По карте и в основном по расспросам местных жителей и работников госавтоинспекции я начал искать остатки укреплений немецко-фашистских войск середины апреля сорок четвертого года на подступах ко Львову, на разведку которых мы ходили всем взводом конной разведки. Как сравнительно легко я находил свои памятные места в Вертячьем, в Радомышле, в Любаре и с каким трудом я сейчас искал район нашей вылазки в тыл к неприятелю. Хотя бы приблизительно. Именно район. А уж не точно то место, где сидели в засаде на шоссе, где сбежал от нас пленный, привязанный Николаем Виноградовым к дереву, где мы взяли офицера связи. На это я с самого первого вопроса шофера: «Куда поедем?» — не шибко рассчитывал. Я, откровенно говоря, не знал, куда ехать. Сказал, что где-то в районе какой-то Нестеровки и Зборова вроде бы проходила линия укрепления гитлеровцев. И то это — приблизительно. В дневнике у меня не записано ни одно название сел — видимо, я соблюдал тайну многодневного рейда во вражеский тыл. Память сохранила в связи с этой вылазкой название «Зборов». Но когда я сейчас смотрю на карту, то никак не могу представить, как могло случиться, что я, вернувшись из-под Зборова (это северо-западнее Тернополя), был через три дня тяжело ранен и попал в госпиталь в Копычинцы, потом в Волочиск (в дневнике у меня записан Волочаевск и во всех предыдущих четырех изданиях — тоже), потом в Проскуров — все эти населенные пункты южнее и восточнее Тернополя. От Зборова до Копычинцев — по прямой, по карте — больше ста километров. Но если даже считать, что наши позиции проходили намного северо-западнее Копычинцев (но ни в коем случае не западнее Тернополя), даже при этом — неужели мы прошли в тыл на сотню километров! Помнится, что километров на сорок — пятьдесят углублялись мы — во всяком случае такую задачу нам ставили. Опять же с другой стороны — неужели мы сорок километров выходили целых три дня? А то, что три дня, это я точно помню. Не по десять же или пятнадцать километров мы преодолевали за сутки? Наверное, все-таки мы заходили на сто километров во вражеский тыл. А память — что она, память? Ведь ошибся же я в три раза, записывая (а не запоминая) расстояние от Вертячьего до балки Глубокой! Может, и тут подвела память.

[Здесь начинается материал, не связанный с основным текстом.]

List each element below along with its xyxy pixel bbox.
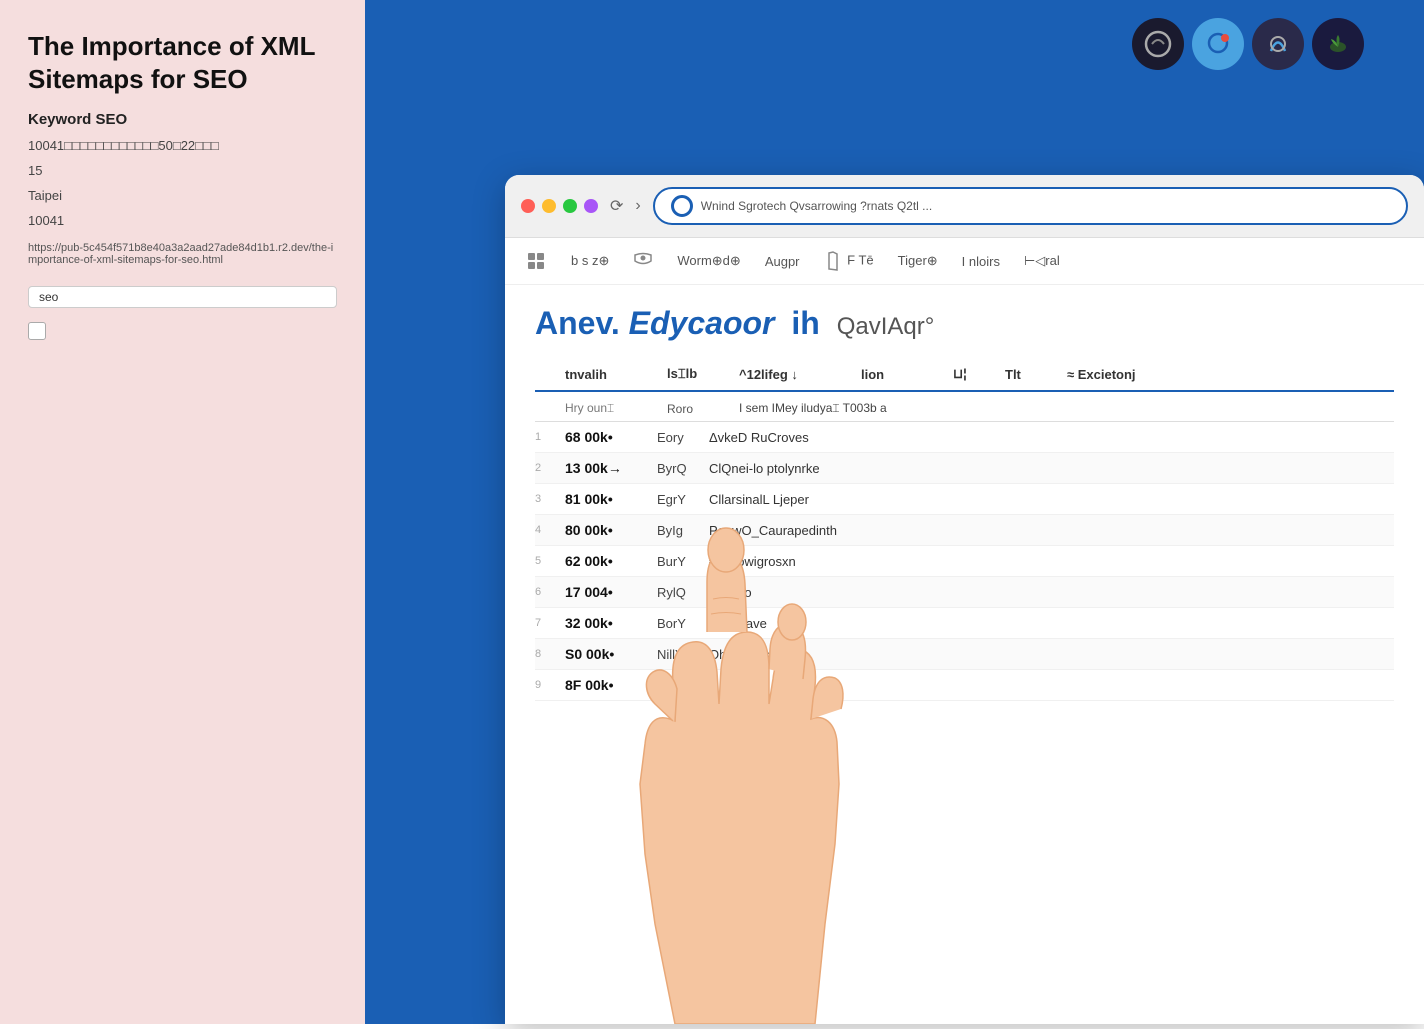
sub-col-hry: Hry oun⌶ — [565, 401, 655, 416]
table-row[interactable]: 1 68 00k• Eory ΔvkeD RuCroves — [535, 422, 1394, 453]
article-title: The Importance of XML Sitemaps for SEO — [28, 30, 337, 95]
address-circle-icon — [671, 195, 693, 217]
extra-button[interactable] — [584, 199, 598, 213]
col-header-icon: ⊔¦ — [953, 366, 993, 382]
back-button[interactable]: ⟳ — [610, 196, 623, 216]
tab-tiger[interactable]: Tiger⊕ — [898, 249, 938, 273]
keyword-label: Keyword SEO — [28, 111, 337, 128]
tab-sq[interactable] — [633, 248, 653, 274]
top-icons — [1132, 18, 1364, 70]
col-header-istb: ls⌶lb — [667, 366, 727, 382]
stat-number: 17 004• — [565, 584, 645, 600]
country-code: ByrQ — [657, 461, 697, 476]
copy-icon[interactable] — [28, 322, 46, 340]
table-row[interactable]: 9 8F 00k• — [535, 670, 1394, 701]
country-code: BurY — [657, 554, 697, 569]
row-description: Eowerave — [709, 616, 1394, 631]
stat-number: 8F 00k• — [565, 677, 645, 693]
stat-number: S0 00k• — [565, 646, 645, 662]
sub-header-row: Hry oun⌶ Roro I sem IMey iludya⌶ T003b a — [535, 396, 1394, 422]
icon-circle-3 — [1252, 18, 1304, 70]
tab-augpr[interactable]: Augpr — [765, 250, 800, 273]
stat-number: 80 00k• — [565, 522, 645, 538]
tab-f-te[interactable]: F Tē — [824, 247, 874, 275]
close-button[interactable] — [521, 199, 535, 213]
row-description: PonwO_Caurapedinth — [709, 523, 1394, 538]
table-row[interactable]: 3 81 00k• EgrY CllarsinalL Ljeper — [535, 484, 1394, 515]
country-code: BorY — [657, 616, 697, 631]
table-row[interactable]: 6 17 004• RylQ Dalywo — [535, 577, 1394, 608]
meta-id: 10041□□□□□□□□□□□□50□22□□□ — [28, 138, 337, 153]
row-description: ΔvkeD RuCroves — [709, 430, 1394, 445]
row-description: ClQnei-lo ptolynrke — [709, 461, 1394, 476]
col-header-12lifeg[interactable]: ^12lifeg ↓ — [739, 367, 849, 382]
seo-tag[interactable]: seo — [28, 286, 337, 308]
col-header-excl: ≈ Excietonj — [1067, 367, 1394, 382]
page-title: Anev. Edycaoor ih QavIAqr° — [535, 305, 1394, 342]
stat-number: 62 00k• — [565, 553, 645, 569]
sub-col-isem: I sem IMey iludya⌶ T003b a — [739, 401, 1394, 416]
icon-circle-2 — [1192, 18, 1244, 70]
left-panel: The Importance of XML Sitemaps for SEO K… — [0, 0, 365, 1024]
meta-code: 10041 — [28, 213, 337, 228]
country-code: ByIg — [657, 523, 697, 538]
row-description: Dalywo — [709, 585, 1394, 600]
country-code: EgrY — [657, 492, 697, 507]
right-panel: ⟳ › Wnind Sgrotech Qvsarrowing ?rnats Q2… — [365, 0, 1424, 1024]
icon-circle-4 — [1312, 18, 1364, 70]
stat-number: 32 00k• — [565, 615, 645, 631]
sub-col-roro: Roro — [667, 402, 727, 416]
tab-bsz[interactable]: b s z⊕ — [571, 249, 609, 273]
col-header-tk: Tlt — [1005, 367, 1055, 382]
content-area: Anev. Edycaoor ih QavIAqr° tnvalih ls⌶lb… — [505, 285, 1424, 721]
table-row[interactable]: 2 13 00k→ ByrQ ClQnei-lo ptolynrke — [535, 453, 1394, 484]
icon-circle-1 — [1132, 18, 1184, 70]
stat-number: 68 00k• — [565, 429, 645, 445]
row-description: CllarsinalL Ljeper — [709, 492, 1394, 507]
maximize-button[interactable] — [563, 199, 577, 213]
row-description: OhrepemsTurare — [709, 647, 1394, 662]
country-code: NillY — [657, 647, 697, 662]
country-code: RylQ — [657, 585, 697, 600]
table-row[interactable]: 4 80 00k• ByIg PonwO_Caurapedinth — [535, 515, 1394, 546]
stat-number: 13 00k→ — [565, 460, 645, 476]
tab-nloirs[interactable]: I nloirs — [962, 250, 1000, 273]
address-bar[interactable]: Wnind Sgrotech Qvsarrowing ?rnats Q2tl .… — [653, 187, 1408, 225]
traffic-lights — [521, 199, 598, 213]
table-row[interactable]: 8 S0 00k• NillY OhrepemsTurare — [535, 639, 1394, 670]
row-description: €halfowigrosxn — [709, 554, 1394, 569]
article-url[interactable]: https://pub-5c454f571b8e40a3a2aad27ade84… — [28, 242, 337, 266]
minimize-button[interactable] — [542, 199, 556, 213]
address-text: Wnind Sgrotech Qvsarrowing ?rnats Q2tl .… — [701, 199, 932, 213]
browser-window: ⟳ › Wnind Sgrotech Qvsarrowing ?rnats Q2… — [505, 175, 1424, 1024]
table-row[interactable]: 7 32 00k• BorY Eowerave — [535, 608, 1394, 639]
tab-bar: b s z⊕ Worm⊕d⊕ Augpr F Tē Tiger⊕ I nloir… — [505, 238, 1424, 285]
data-rows: 1 68 00k• Eory ΔvkeD RuCroves 2 13 00k→ … — [535, 422, 1394, 701]
meta-count: 15 — [28, 163, 337, 178]
browser-chrome: ⟳ › Wnind Sgrotech Qvsarrowing ?rnats Q2… — [505, 175, 1424, 238]
col-header-invalid: tnvalih — [565, 367, 655, 382]
col-header-lion: lion — [861, 367, 941, 382]
table-header: tnvalih ls⌶lb ^12lifeg ↓ lion ⊔¦ Tlt ≈ E… — [535, 358, 1394, 392]
meta-location: Taipei — [28, 188, 337, 203]
stat-number: 81 00k• — [565, 491, 645, 507]
tab-lcp[interactable] — [525, 246, 547, 276]
tab-kural[interactable]: ⊢◁ral — [1024, 249, 1060, 273]
tab-worm[interactable]: Worm⊕d⊕ — [677, 249, 740, 273]
country-code: Eory — [657, 430, 697, 445]
forward-button[interactable]: › — [635, 197, 640, 215]
table-row[interactable]: 5 62 00k• BurY €halfowigrosxn — [535, 546, 1394, 577]
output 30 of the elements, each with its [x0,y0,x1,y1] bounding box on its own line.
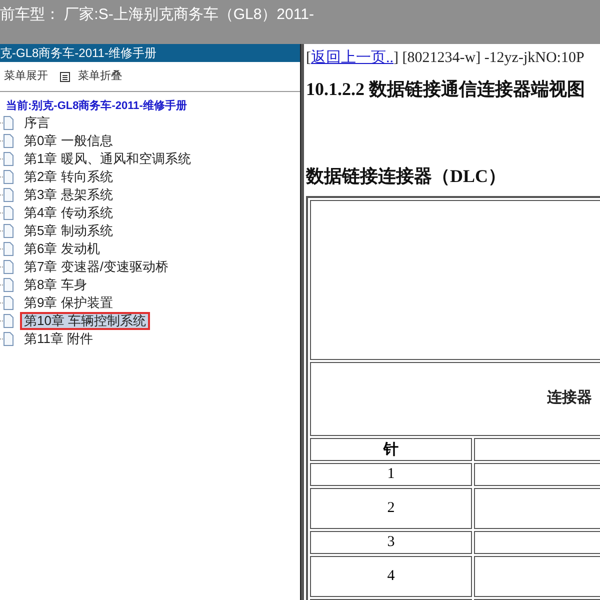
menu-toolbar-button[interactable]: 菜单折叠 [60,68,122,85]
section-title: 数据链接连接器（DLC） [306,164,508,188]
page-title: 10.1.2.2 数据链接通信连接器端视图 [306,78,586,100]
tree-item[interactable]: 第2章 转向系统 [20,167,117,187]
menu-toolbar-button[interactable]: 菜单展开 [4,68,48,85]
table-cell: 2 [310,488,472,528]
tree-item[interactable]: 第9章 保护装置 [20,293,117,313]
table-cell: 1 [310,462,472,486]
tree-item[interactable]: 第5章 制动系统 [20,221,117,241]
tree-item[interactable]: 第11章 附件 [20,329,98,349]
tree-item[interactable]: 序言 [20,113,54,133]
tree-item[interactable]: 第6章 发动机 [20,239,104,259]
tree-item[interactable]: 第8章 车身 [20,275,91,295]
table-cell: 3 [310,530,472,554]
tree-item[interactable]: 第3章 悬架系统 [20,185,117,205]
tree-item[interactable]: 第0章 一般信息 [20,131,117,151]
table-caption: 连接器 [547,388,593,408]
bracket: [ [306,50,311,66]
collapse-icon [60,72,70,82]
tree-item[interactable]: 第10章 车辆控制系统 [20,312,150,330]
manual-header: 克-GL8商务车-2011-维修手册 [0,44,300,62]
tree-item[interactable]: 第1章 暖风、通风和空调系统 [20,149,195,169]
document-code: ] [8021234-w] -12yz-jkNO:10P [394,50,584,66]
back-link[interactable]: 返回上一页.. [311,50,394,66]
current-path: 当前:别克-GL8商务车-2011-维修手册 [6,98,188,114]
table-cell: 4 [310,556,472,596]
car-model-title: 前车型： 厂家:S-上海别克商务车（GL8）2011- [0,5,314,25]
tree-item[interactable]: 第4章 传动系统 [20,203,117,223]
table-header-cell: 针 [310,438,472,460]
tree-item[interactable]: 第7章 变速器/变速驱动桥 [20,257,172,277]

Мы петляли до обеда по проселкам и шоссейным дорогам в надежде, что меня осенит какая-то мало приметная деталь пейзажа или поворот дороги. Я надеялся на свою очень хорошую зрительную память. Но ничто меня не осенило, ничто не напомнило о той давней вылазке. Если бы хоть что-то напомнило, то по этому ориентиру можно было бы найти могилу ребят, погибших в том рейде, могилу Николая Виноградова, Миши Варавского и Ивана Самшина. Больше всего в тот день, петляя по проселкам, мне хотелось найти именно эту могилу. Найти, восстановить ее, сделать надпись — оставить потомкам память о тех ребятах. Ради этого, собственно, я и затеял те поиски — не ради же места, на котором был ранен и не ради хутора Михайли… Но найти могилу мне не удалось. Даже приблизительного места. Как бы сейчас пригодилась та карта с крестиком на высотке, у подножья которой текла речушка (какая речушка — черт ее знает), карта, которую я сдал 20 апреля 1944 года в штаб армии! По той карте я наверняка бы нашел могилу своих ребят. Попросил бы школьников ближайшего села следить и ухаживать за ней. А быть может, и перехоронили бы ребят из лесной глухомани куда-то в село. Ведь перехоронили же моего брата, причем дважды — первый раз из школьной ограды на сельское кладбище, второй раз с сельского кладбища к районному мемориалу… Об этом мне писали жолобковские школьники.
Во второй половине дня, так ничего и не разыскав (Большие Базары я уже и не стал искать — место своего ранения я все равно не найду, да и так ли уж это важно — найти именно то место), мы повернули на Шумск, на север.
Я ехал и грустно думал: а не попытаться ли мне в Центральном архиве Министерства обороны СССР разыскать ту мою карту, а с копией потом приехать еще раз и все-таки разыскать, могилу своих ребят — сделать так, чтоб еще одной безымянной могилой было меньше на Украине.
В Шумском райкоме партии меня встретил заведующий отделом пропаганды.
— Владислав Семенович, это наш первый секретарь, сейчас на сессии райсовета, но просил его вызвать, как только вы приедете. Я сейчас за ним схожу в Дом культуры. А пока вам, видимо, будет небезынтересно посмотреть вот эти документы. Здесь копия журнала регистрации раненых, воспоминания участников освобождения нашего района.